Many of the world’s best-known websites were inaccessible for more than an hour yesterday after the Fastly CDN failed.
The internet outage caused by the content delivery network (CDN) Fastly affected sites including Amazon, CNN, Twitch, Hulu, Reddit, The Financial Times, Stripe, Spotify, The Guardian and the gov.uk domain. It also trashed Twitter’s emojis.
It affected countries from the UK and US to New Zealand, while other appear not to have been affected, such as parts of Germany.
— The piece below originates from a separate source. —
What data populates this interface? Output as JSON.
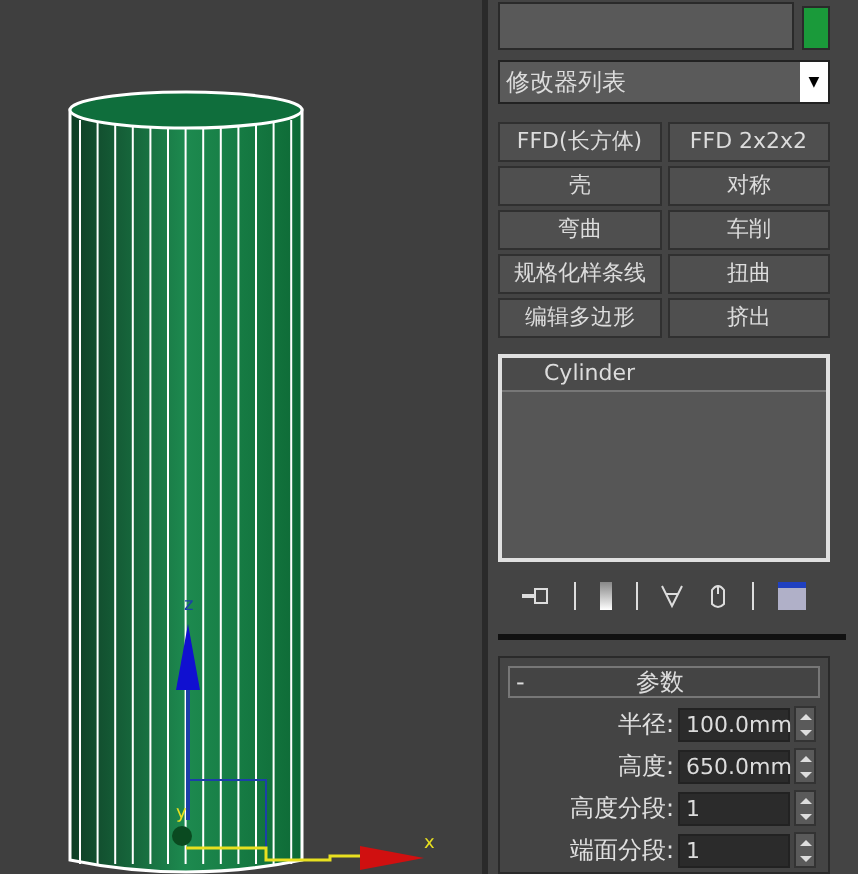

The outage was caused by a failure within a content delivery network Fastly, which runs an edge cloud to speed loading times for local websites and to minimize traffic on internet backbone routes and is intended to deal with traffic bursts. Hence Fastly, like other CDNs, is an intermediary between those big websites and those who use them.
Robust and fragile
The CDN platforms are designed to be very robust, with huge amounts of redundancy built in and yet they fail. Configuration errors seems to be a recurring theme.
In 2017, a problem at Amazon’s AWS hosting business, for instance, took out some of the world’s biggest websites for several hours across the entire US east coast.
Another CDN company, Cloudflare, caused outages in 2020, the latter for half an hour in cities across the Americas and Europe. That was traced to an error in a single link that triggered a cascade of failures, which took out about 20 data centres globally.
Although initially there was speculation that the Fastly failure was the work of hackers, in fact a configuration error is said to be the cause.
Power in few hands
The nub of the problem is summed up well by The Guardian: “The increasing centralisation of internet infrastructure in the hands of a few large companies means that single points of failure can result in sweeping outages.”
Akamai and Limelight are also major CDNs whose role in the running of the internet is huge, yet are virtually unknown outside of the industry – including to most who rely on their unseen services.